Our intelligence giving us the tools to short circuit natural selection. Is that possible?
It is this attitude that a superior or acceptable person is a matter of genetics that led to forced sterilization, because "we don't want defective people breeding and polluting the gene pool".
Stop and think about the implications of this Professor's statement.
His entire theory can be defined in normal language as such: "Since the stupid people are supported by our civilization and breeding more stupid people now instead of being allowed to die off for doing stupid things like in the past, the overall intelligence of the human race is dropping."
But since intelligence is variable among populations, there are still smart people and stupid people. I'd say the Professor puts himself and his family in the box with the smart people, don't you? He's upper income, highly educated, using his brain instead of his muscles to earn a living. He'd say that if one of those smart ancestors were dropped in his lap today, they'd be equals.

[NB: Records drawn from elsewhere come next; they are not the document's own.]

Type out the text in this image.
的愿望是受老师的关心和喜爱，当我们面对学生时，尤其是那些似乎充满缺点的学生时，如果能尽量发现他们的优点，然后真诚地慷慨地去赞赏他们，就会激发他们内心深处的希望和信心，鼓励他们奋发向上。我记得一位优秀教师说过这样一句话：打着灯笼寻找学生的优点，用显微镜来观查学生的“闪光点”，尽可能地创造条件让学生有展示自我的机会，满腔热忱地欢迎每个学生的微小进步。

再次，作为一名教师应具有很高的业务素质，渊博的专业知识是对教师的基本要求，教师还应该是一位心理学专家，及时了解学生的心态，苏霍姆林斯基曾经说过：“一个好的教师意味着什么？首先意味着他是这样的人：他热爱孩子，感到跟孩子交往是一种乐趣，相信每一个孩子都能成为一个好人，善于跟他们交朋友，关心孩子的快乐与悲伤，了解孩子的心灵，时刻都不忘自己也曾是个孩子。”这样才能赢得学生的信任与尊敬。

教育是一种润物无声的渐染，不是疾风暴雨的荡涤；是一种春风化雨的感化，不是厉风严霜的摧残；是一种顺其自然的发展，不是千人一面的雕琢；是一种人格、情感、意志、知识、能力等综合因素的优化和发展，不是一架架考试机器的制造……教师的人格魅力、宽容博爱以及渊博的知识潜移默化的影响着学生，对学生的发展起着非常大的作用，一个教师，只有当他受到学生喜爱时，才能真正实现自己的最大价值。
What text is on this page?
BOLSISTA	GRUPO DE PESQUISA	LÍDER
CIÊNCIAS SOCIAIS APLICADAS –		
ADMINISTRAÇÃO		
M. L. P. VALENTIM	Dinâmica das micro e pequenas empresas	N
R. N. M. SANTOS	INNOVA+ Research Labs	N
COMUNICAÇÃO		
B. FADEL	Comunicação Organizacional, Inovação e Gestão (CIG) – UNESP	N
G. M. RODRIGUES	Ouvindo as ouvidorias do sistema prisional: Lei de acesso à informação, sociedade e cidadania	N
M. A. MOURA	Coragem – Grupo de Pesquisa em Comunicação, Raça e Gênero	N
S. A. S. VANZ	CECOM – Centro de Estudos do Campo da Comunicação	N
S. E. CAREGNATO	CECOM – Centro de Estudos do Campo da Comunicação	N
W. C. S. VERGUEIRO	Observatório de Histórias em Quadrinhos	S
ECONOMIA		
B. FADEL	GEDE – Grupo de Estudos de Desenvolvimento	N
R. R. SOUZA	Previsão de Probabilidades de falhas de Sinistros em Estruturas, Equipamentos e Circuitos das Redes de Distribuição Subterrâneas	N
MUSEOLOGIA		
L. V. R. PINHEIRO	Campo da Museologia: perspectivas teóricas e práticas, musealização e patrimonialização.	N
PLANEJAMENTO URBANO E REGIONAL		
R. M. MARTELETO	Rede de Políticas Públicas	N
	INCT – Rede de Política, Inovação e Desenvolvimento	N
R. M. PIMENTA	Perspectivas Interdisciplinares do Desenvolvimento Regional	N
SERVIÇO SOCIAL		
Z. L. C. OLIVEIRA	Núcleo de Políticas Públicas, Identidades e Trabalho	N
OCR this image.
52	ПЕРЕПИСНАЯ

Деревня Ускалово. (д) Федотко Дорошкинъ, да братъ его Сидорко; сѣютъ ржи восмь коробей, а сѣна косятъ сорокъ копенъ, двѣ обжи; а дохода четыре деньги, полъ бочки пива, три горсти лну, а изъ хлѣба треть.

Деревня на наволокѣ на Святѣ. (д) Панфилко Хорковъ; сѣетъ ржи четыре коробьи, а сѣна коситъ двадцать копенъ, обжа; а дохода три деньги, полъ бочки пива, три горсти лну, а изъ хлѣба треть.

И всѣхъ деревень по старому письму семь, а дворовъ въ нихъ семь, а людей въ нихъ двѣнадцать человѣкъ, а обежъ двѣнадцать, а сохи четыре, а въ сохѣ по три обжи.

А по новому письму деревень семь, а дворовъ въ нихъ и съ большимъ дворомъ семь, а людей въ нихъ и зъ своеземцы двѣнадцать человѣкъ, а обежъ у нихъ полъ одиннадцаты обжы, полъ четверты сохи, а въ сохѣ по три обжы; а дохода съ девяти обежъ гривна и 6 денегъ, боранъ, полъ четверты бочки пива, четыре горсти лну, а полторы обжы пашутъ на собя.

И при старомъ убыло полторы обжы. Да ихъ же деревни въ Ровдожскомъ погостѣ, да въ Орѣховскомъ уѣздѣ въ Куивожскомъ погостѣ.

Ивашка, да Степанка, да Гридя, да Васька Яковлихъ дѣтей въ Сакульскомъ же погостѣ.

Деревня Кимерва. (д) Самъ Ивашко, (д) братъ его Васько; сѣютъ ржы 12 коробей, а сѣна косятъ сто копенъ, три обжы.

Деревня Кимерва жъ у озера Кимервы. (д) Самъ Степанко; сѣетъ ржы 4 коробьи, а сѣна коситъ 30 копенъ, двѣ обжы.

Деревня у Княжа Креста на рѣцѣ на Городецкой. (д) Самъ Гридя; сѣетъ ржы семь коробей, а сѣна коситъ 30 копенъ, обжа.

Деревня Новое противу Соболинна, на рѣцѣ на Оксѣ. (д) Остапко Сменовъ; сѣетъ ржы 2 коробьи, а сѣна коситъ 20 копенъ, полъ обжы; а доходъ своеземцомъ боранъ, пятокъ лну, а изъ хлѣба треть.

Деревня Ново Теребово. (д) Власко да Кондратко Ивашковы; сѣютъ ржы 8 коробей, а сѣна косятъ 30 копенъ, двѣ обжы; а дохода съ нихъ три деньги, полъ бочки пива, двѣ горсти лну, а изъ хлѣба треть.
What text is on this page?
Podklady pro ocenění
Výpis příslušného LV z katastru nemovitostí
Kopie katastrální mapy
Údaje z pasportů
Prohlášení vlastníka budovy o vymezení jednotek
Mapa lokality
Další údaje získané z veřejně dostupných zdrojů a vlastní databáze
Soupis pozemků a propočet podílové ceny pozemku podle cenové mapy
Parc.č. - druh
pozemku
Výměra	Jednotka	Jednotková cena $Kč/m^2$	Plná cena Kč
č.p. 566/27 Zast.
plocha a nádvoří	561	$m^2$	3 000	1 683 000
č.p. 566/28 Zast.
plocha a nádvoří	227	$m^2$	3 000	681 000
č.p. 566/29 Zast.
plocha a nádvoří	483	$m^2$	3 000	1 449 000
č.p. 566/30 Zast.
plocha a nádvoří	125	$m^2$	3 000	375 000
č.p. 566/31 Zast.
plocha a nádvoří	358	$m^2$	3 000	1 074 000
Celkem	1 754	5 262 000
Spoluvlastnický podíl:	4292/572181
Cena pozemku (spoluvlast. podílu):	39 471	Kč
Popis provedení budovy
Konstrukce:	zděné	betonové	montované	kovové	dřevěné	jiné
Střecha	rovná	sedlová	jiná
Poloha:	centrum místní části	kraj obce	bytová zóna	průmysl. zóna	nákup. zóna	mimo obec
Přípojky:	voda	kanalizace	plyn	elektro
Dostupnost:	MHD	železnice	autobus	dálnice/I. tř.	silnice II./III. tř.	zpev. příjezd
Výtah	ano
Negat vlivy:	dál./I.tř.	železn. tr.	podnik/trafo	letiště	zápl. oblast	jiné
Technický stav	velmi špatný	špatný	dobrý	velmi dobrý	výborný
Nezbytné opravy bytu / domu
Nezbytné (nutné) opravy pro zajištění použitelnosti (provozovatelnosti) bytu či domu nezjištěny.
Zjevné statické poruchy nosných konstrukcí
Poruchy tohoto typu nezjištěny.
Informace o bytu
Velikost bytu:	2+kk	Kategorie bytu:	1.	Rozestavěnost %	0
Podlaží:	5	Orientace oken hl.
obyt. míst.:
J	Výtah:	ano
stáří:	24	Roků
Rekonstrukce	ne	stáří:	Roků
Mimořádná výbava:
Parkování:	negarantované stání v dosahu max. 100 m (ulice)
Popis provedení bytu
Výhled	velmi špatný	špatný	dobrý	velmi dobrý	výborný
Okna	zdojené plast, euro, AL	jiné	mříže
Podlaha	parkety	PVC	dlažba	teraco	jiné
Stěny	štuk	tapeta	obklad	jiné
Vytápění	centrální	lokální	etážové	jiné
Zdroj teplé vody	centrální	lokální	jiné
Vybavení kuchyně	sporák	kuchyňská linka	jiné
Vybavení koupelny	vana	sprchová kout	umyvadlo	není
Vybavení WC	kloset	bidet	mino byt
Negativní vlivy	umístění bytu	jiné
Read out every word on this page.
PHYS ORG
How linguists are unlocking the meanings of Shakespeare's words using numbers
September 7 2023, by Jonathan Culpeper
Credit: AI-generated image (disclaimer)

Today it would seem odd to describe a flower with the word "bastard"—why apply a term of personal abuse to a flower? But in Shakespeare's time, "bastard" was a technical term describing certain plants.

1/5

So that poor black woman who is hired by the cleaning service to come in and clean his office every night? Well, it's not her fault she's earning minimum wage. Those mutations in her population probably made her born stupid.
That's it. And it's a breathtakingly stupid statement on its own and insulting. On top of that, there are populations out there that never had it better than "ancient times" like Africa and South America. The nomads of the North Pole and Siberia still live the same way they did when Greece was a bunch of farmboys trying to keep lions from their flocks. Populations in Africa have survived in spite of many thousands of years of brutal struggle against the environment and invaders and war with each other. According to this man's theory, they should be much more intelligent than the rest of us because their environment did not allow "stupid people" to breed. Is this an accurate picture?
You see just how stupid this theory is, and how dangerous? It can be used to support forced sterilization of the poor and disadvantaged for the good of humanity. In fact, identical Eugenic theory WAS used to force the outcasts to be sterilized in recent history.
Did anyone ever see a BBC TV drama called 'The Year of the Sex Olympics' from about 1968? It was all about this very topic. Probably the most shocking and depressing drama I ever saw. It has never been shown again. The world it portrayed was uncannily like the one we are now in, just a few decades later. So similar, in fact, that I doubt anyone would have the courage to show it again.
As I touched on in my post above, the arts help keep us generalists, whereas the sciences and math tend to make specialists out of us. Of course we will always need specialists, but I'd argue that they also need to be well-rounded in their tastes and in other aspects of their private lives. Without the arts I'm afraid we might be headed to automatondom —and if that happens what difference will an individual's intelligence make?
But, you're right, the article is rubbish —but perhaps junkfood for thought?
We're clever but we're clueless - it seems at times.
I understand that kids can do a lot of things now-- they know a lot about computers and technology, specifically. They are also really involved in extra-curriculars (over-scheduled, in many experts' opinions). But from what I've seen and researched, these things are taking the place of other things that they aren't learning. I fear that emotional development is being overlooked in our kids and the consequences on society are not going to be pretty. I think we're already seeing some of it now.